High voltage

Super-charged Electric Arts Alliance bristles with energy



Something about Atlanta’s sprawling landscape seems to also create a case of cultural sprawl. The city’s residents and varied arts venues are flung across the landscape like a game of 52 Pick-up.

In response to that buckshot spray of the land, a number of local art institutions have been striving to bring a variety of interests together. These venues are like hipster versions of Super Wal-Mart, offering an astounding variety of options under one roof. Groups like bluemilk, NoNo, Eyedrum, Art Spot and Ballroom Studios have at various times combined visual arts, performance, musical events, poetry readings, film, video and dance. Add to that trend the Electric Arts Alliance of Atlanta, a monthly forum formed last January by local sound designer/composer/musician Adam Overton.

EAAA is a loose conglomeration of about 50 artists, musicians, video artists, techie nerds, DJs, producers, advocates of noise and disciples of the beat that organizes events at local venues, promoting enlightenment channeled through mixing boards and computer monitors.

“I got the idea that it might be cool to sort of do a self-help group meeting for people to get together and talk,” says Overton, who calls himself the group’s “initiator.”

“I’m very interested in trying to make it something that embraces music, performance art, video, even stuff that doesn’t necessarily require electronics,” says the 23-year-old recent Georgia State graduate, who is himself electrified with enthusiasm.

Upcoming is an All Small music show in conjunction with Eyedrum’s All Small art exhibition curated by Richard Gess, Lisa Alembik and Rachael Buffington (opening June 15), featuring small artworks — six inches/60 seconds and under — in all media.

All Small by the EAAA will feature modified children’s toys and “amplified inaudible sounds.” In his performance of the inaudible, Overton says, “I think we’re probably going to explore the sound of the breath ...” among other tiny tones.

Past EAAA events have been many things: educational, hip and unconsciously amusing.
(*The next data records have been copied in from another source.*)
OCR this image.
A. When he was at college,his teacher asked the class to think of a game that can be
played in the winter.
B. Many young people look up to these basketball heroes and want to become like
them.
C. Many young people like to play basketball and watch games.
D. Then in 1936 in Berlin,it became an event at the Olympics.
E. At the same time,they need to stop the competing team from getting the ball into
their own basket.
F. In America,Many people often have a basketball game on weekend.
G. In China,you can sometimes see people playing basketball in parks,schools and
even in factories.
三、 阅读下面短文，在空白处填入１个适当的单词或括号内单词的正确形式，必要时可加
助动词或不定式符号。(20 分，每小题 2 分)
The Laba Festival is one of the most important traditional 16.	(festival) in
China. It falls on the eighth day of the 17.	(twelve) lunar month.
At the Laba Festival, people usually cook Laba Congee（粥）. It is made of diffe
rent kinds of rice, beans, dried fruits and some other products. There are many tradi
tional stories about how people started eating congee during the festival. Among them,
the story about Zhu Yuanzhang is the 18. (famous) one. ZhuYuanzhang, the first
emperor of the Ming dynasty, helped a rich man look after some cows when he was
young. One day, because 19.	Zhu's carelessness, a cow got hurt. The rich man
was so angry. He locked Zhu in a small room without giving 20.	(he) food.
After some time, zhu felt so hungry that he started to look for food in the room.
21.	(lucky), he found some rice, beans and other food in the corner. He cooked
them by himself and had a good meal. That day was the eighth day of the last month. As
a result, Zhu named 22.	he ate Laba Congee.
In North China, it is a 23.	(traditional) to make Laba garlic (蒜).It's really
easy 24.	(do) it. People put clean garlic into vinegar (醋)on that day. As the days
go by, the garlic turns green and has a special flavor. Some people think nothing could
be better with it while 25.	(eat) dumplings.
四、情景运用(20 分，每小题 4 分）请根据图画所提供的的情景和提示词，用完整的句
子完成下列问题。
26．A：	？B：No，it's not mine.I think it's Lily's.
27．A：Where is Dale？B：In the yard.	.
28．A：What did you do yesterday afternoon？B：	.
The EAAA “Meet the Artist” event at Eyedrum last month featured local video artist Dan Walsh and visiting Los Angeles composer and inter-media artist Richard Zvonar. Zvonar, whose resume boasts of accomplishments in “electro-acoustic improvisation and multi-channel spatialization,” took a break to go, as he put it, “deep tech” and regale a variously blank-faced and enraptured crowd with tales of sound design and technical gobbledygook.
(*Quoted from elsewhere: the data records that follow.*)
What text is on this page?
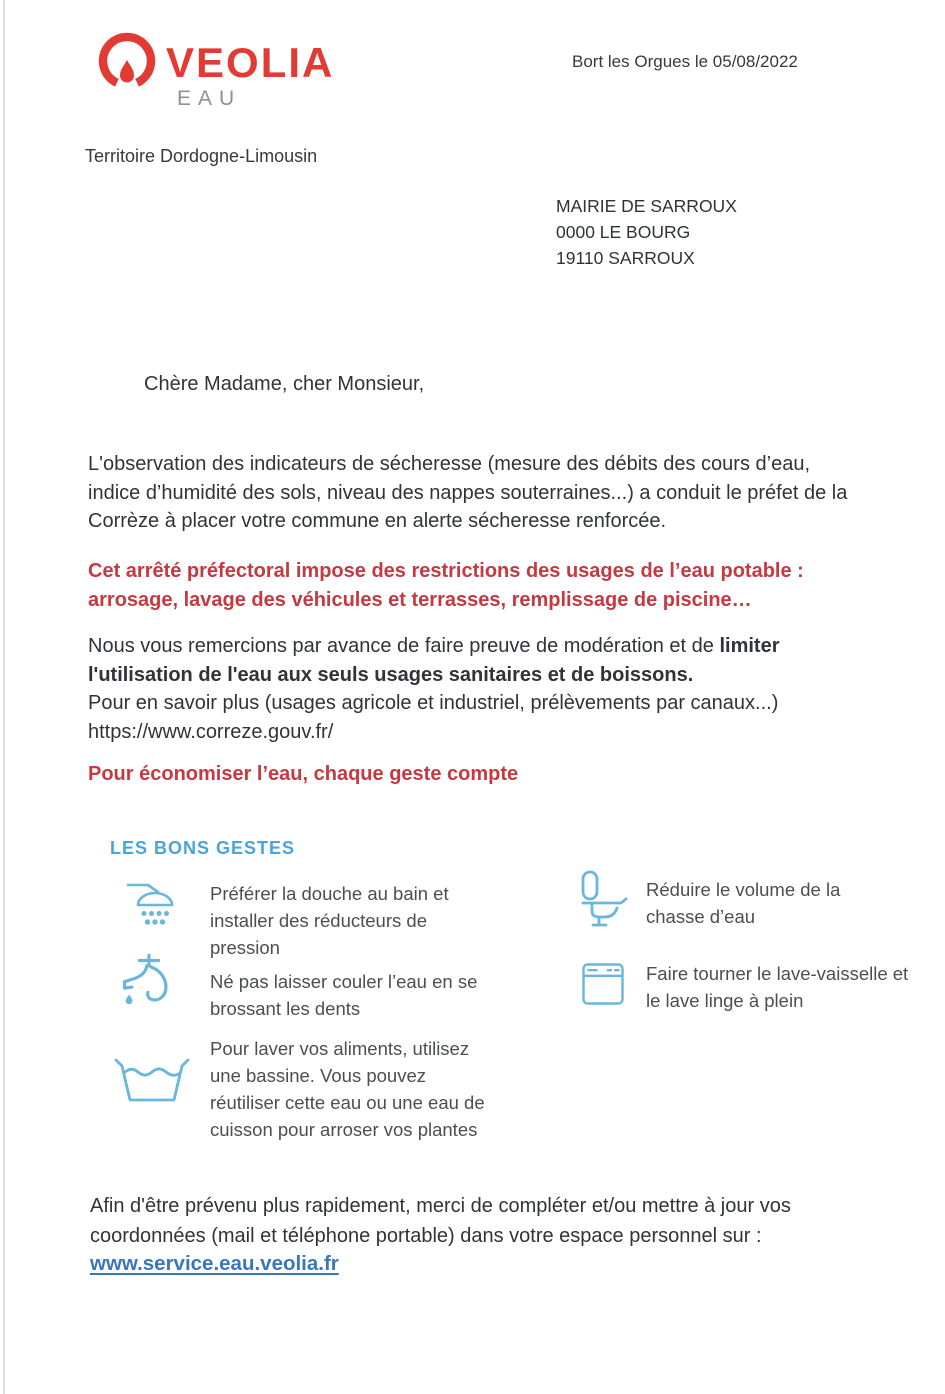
VEOLIA
EAU
Bort les Orgues le 05/08/2022
Territoire Dordogne-Limousin
MAIRIE DE SARROUX
0000 LE BOURG
19110 SARROUX
Chère Madame, cher Monsieur,
L'observation des indicateurs de sécheresse (mesure des débits des cours d’eau,
indice d’humidité des sols, niveau des nappes souterraines...) a conduit le préfet de la
Corrèze à placer votre commune en alerte sécheresse renforcée.
Cet arrêté préfectoral impose des restrictions des usages de l’eau potable :
arrosage, lavage des véhicules et terrasses, remplissage de piscine…
Nous vous remercions par avance de faire preuve de modération et de limiter
l'utilisation de l'eau aux seuls usages sanitaires et de boissons.
Pour en savoir plus (usages agricole et industriel, prélèvements par canaux...)
https://www.correze.gouv.fr/
Pour économiser l’eau, chaque geste compte
LES BONS GESTES
Préférer la douche au bain et installer des réducteurs de pression
Réduire le volume de la chasse d’eau
Né pas laisser couler l’eau en se brossant les dents
Faire tourner le lave-vaisselle et le lave linge à plein
Pour laver vos aliments, utilisez une bassine. Vous pouvez réutiliser cette eau ou une eau de cuisson pour arroser vos plantes
Afin d'être prévenu plus rapidement, merci de compléter et/ou mettre à jour vos
coordonnées (mail et téléphone portable) dans votre espace personnel sur :
www.service.eau.veolia.fr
“I definitely want the event to be something that will stimulate people not only to think about how they can improve their programming chops, but to try to do something artistically interesting or life enhancing.” says Overton.

One of the most controversial art events of last year occurred far from galleries and museums, and just recently arrived on American shores. The cause celebre hit the Paris art world when Art Press founder and editor Catherine Millet’s memoir The Sexual Life of Catherine M. was released by the avant-garde publisher Editions du Seuil. In the book, this highly respected 54-year-old art critic, who has penned eight books of art criticism, details her very active avocation as a “swinger” on the Paris group sex circuit. The book was a best seller in Europe and generated an often-hilarious burst of outrage from the French intellectual community, which would seem to be beyond bourgeois notions of propriety and sexual restraint. The arts community likes to think it has seen it all, but the sight of a smart woman championing promiscuous sex was apparently too much for some to bear. Response to the book seems to have fallen along gender lines, with more female critics applauding Millet’s moxie and male critics more likely to shake their heads in disgust.

Although Millet reveals the ornate details of her sex life, she cleverly never really reveals herself. One mask is taken off, but another is assumed in this analytical, reasoned account of orgies and anonymous public sex that at every turn bears the measured mark of an art critic and intellectual’s point of view. The Sexual Life of Catherine M. is a revolutionary art event that has challenged taboos, inspired rage and fuel-injected an at-times moribund intellectual life with some cathartic bad behavior.

Atlanta’s own tour guide to the secrets of the flesh, photographer Jill Larson, ventures into territory that seems almost inevitable for an artist who has tackled death, decay, cellulite, wrinkles, fat and other bodily Others. Revealing a secret world is the central concern in Cycle at the Woodruff Art Center’s tiny Gallery 100. Larson documents menstruation — that ruby-red defiler of white jeans and despoiler of pool parties — in often queasy terms, envisioning cellular clusters and rivulets of blood in her own taboo- breaking way.

Electric Arts Alliance of Atlanta’s All Small event is June 17 at 8 p.m. at Eyedrum. 404-522-0655. www.eyedrum.org. Cycle runs through June 22 at Gallery 100 at the Atlanta College of Art. 404-733-5050. The Sexual Life of Catherine M. by Catherine Millet, Grove Press, New York, $23, 209 pages.

For Art’s Sake is a biweekly column covering Atlanta’s visual arts scene.??